SALEM, Ore. - Craig Prosser is a grateful his son Tyler is alive and well today.
“He's healthy,” Prosser says. “He's being a normal teenager right now.”
Tyler Prosser survived his 2012 diagnosis of osteosarcoma, or bone cancer, with the help of chemotherapy.
But Craig Prosser is still frustrated. There have been seven cases within three miles of each other in West Salem, including Tyler's. Two of them were fatal.
“Here they're seemingly healthy kids at 14 years old and by 17 or 20 they're, they're gone, you know?” Prosser says. “I couldn't imagine that. Thank God Tyler is doing well.”
The U.S. Environmental Protection Agency tested soil at five sites in West Salem for hundreds of toxins. Results released last month found nothing that would explain the cancer cluster.
Salem state representative Vicki Berger asked the Oregon Health Authority to study osteosarcoma rates across Oregon for comparison. Representative Berger expects to get the study results as early as Tuesday and says she will make those results public.
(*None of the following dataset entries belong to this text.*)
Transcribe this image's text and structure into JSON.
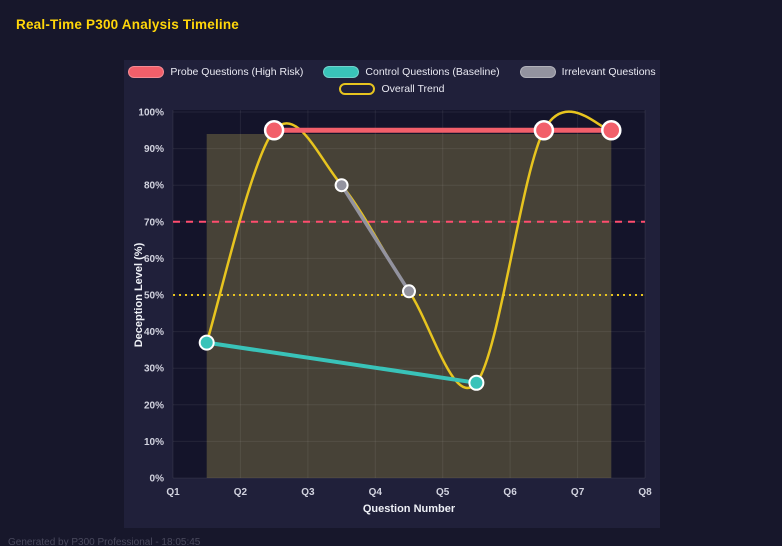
{
  "page": {
    "title": "Real-Time P300 Analysis Timeline",
    "footer": "Generated by P300 Professional - 18:05:45"
  },
  "chart_data": {
    "type": "line",
    "title": "Real-Time P300 Analysis Timeline",
    "xlabel": "Question Number",
    "ylabel": "Deception Level (%)",
    "xlim": [
      1,
      8
    ],
    "ylim": [
      0,
      100
    ],
    "grid": true,
    "legend_position": "top",
    "x_tick_values": [
      1,
      2,
      3,
      4,
      5,
      6,
      7,
      8
    ],
    "x_tick_labels": [
      "Q1",
      "Q2",
      "Q3",
      "Q4",
      "Q5",
      "Q6",
      "Q7",
      "Q8"
    ],
    "y_tick_values": [
      0,
      10,
      20,
      30,
      40,
      50,
      60,
      70,
      80,
      90,
      100
    ],
    "y_tick_labels": [
      "0%",
      "10%",
      "20%",
      "30%",
      "40%",
      "50%",
      "60%",
      "70%",
      "80%",
      "90%",
      "100%"
    ],
    "series": [
      {
        "name": "Probe Questions (High Risk)",
        "color": "#f25f6a",
        "x": [
          2.5,
          6.5,
          7.5
        ],
        "y": [
          95,
          95,
          95
        ],
        "line_width": 5,
        "marker_radius": 9,
        "smooth": false
      },
      {
        "name": "Control Questions (Baseline)",
        "color": "#39c3b9",
        "x": [
          1.5,
          5.5
        ],
        "y": [
          37,
          26
        ],
        "line_width": 4,
        "marker_radius": 7,
        "smooth": false
      },
      {
        "name": "Irrelevant Questions",
        "color": "#93939f",
        "x": [
          3.5,
          4.5
        ],
        "y": [
          80,
          51
        ],
        "line_width": 3.5,
        "marker_radius": 6,
        "smooth": false
      },
      {
        "name": "Overall Trend",
        "color": "#e7c41f",
        "x": [
          1.5,
          2.5,
          3.5,
          4.5,
          5.5,
          6.5,
          7.5
        ],
        "y": [
          37,
          95,
          80,
          51,
          26,
          95,
          95
        ],
        "line_width": 2.5,
        "marker_radius": 0,
        "smooth": true,
        "legend_outline": true
      }
    ],
    "thresholds": [
      {
        "value": 70,
        "color": "#ff4d6e",
        "dash": "7 6",
        "width": 2
      },
      {
        "value": 50,
        "color": "#e7c41f",
        "dash": "2 4",
        "width": 2
      }
    ],
    "band": {
      "x0": 1.5,
      "x1": 7.5,
      "y0": 0,
      "y1": 94,
      "color": "#93874a",
      "opacity": 0.4
    }
  }
}
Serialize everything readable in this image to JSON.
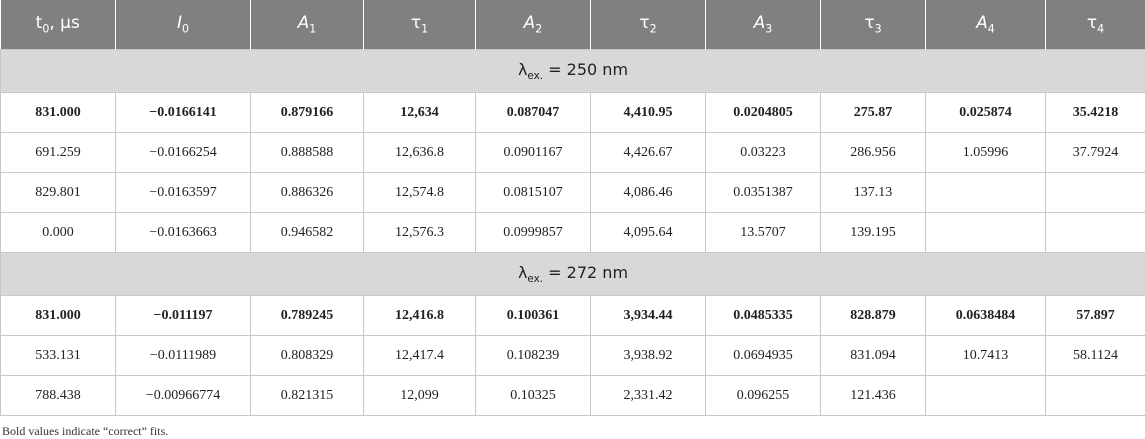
{
  "table": {
    "columns": [
      {
        "symbol": "t",
        "sub": "0",
        "suffix": ", μs",
        "italic": false
      },
      {
        "symbol": "I",
        "sub": "0",
        "italic": true
      },
      {
        "symbol": "A",
        "sub": "1",
        "italic": true
      },
      {
        "symbol": "τ",
        "sub": "1",
        "italic": false
      },
      {
        "symbol": "A",
        "sub": "2",
        "italic": true
      },
      {
        "symbol": "τ",
        "sub": "2",
        "italic": false
      },
      {
        "symbol": "A",
        "sub": "3",
        "italic": true
      },
      {
        "symbol": "τ",
        "sub": "3",
        "italic": false
      },
      {
        "symbol": "A",
        "sub": "4",
        "italic": true
      },
      {
        "symbol": "τ",
        "sub": "4",
        "italic": false
      }
    ],
    "sections": [
      {
        "label": {
          "symbol": "λ",
          "sub": "ex.",
          "suffix": " = 250 nm"
        },
        "rows": [
          {
            "bold": true,
            "cells": [
              "831.000",
              "−0.0166141",
              "0.879166",
              "12,634",
              "0.087047",
              "4,410.95",
              "0.0204805",
              "275.87",
              "0.025874",
              "35.4218"
            ]
          },
          {
            "bold": false,
            "cells": [
              "691.259",
              "−0.0166254",
              "0.888588",
              "12,636.8",
              "0.0901167",
              "4,426.67",
              "0.03223",
              "286.956",
              "1.05996",
              "37.7924"
            ]
          },
          {
            "bold": false,
            "cells": [
              "829.801",
              "−0.0163597",
              "0.886326",
              "12,574.8",
              "0.0815107",
              "4,086.46",
              "0.0351387",
              "137.13",
              null,
              null
            ]
          },
          {
            "bold": false,
            "cells": [
              "0.000",
              "−0.0163663",
              "0.946582",
              "12,576.3",
              "0.0999857",
              "4,095.64",
              "13.5707",
              "139.195",
              null,
              null
            ]
          }
        ]
      },
      {
        "label": {
          "symbol": "λ",
          "sub": "ex.",
          "suffix": " = 272 nm"
        },
        "rows": [
          {
            "bold": true,
            "cells": [
              "831.000",
              "−0.011197",
              "0.789245",
              "12,416.8",
              "0.100361",
              "3,934.44",
              "0.0485335",
              "828.879",
              "0.0638484",
              "57.897"
            ]
          },
          {
            "bold": false,
            "cells": [
              "533.131",
              "−0.0111989",
              "0.808329",
              "12,417.4",
              "0.108239",
              "3,938.92",
              "0.0694935",
              "831.094",
              "10.7413",
              "58.1124"
            ]
          },
          {
            "bold": false,
            "cells": [
              "788.438",
              "−0.00966774",
              "0.821315",
              "12,099",
              "0.10325",
              "2,331.42",
              "0.096255",
              "121.436",
              null,
              null
            ]
          }
        ]
      }
    ],
    "footnote": "Bold values indicate “correct” fits."
  }
}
For Craig Prosser, that would still be a step toward finding an answer, even if the study doesn’t lead to a cause for the West Salem cancer cluster.
“To save, or find out why a kid died, I think that's priceless. It doesn't - you shouldn't have to put a price, or any money, or a dollar amount on it to find some answers,” Prosser says. “We're not trying to point fingers at anybody. We're not trying to make any false claims. We just want to find some answers.”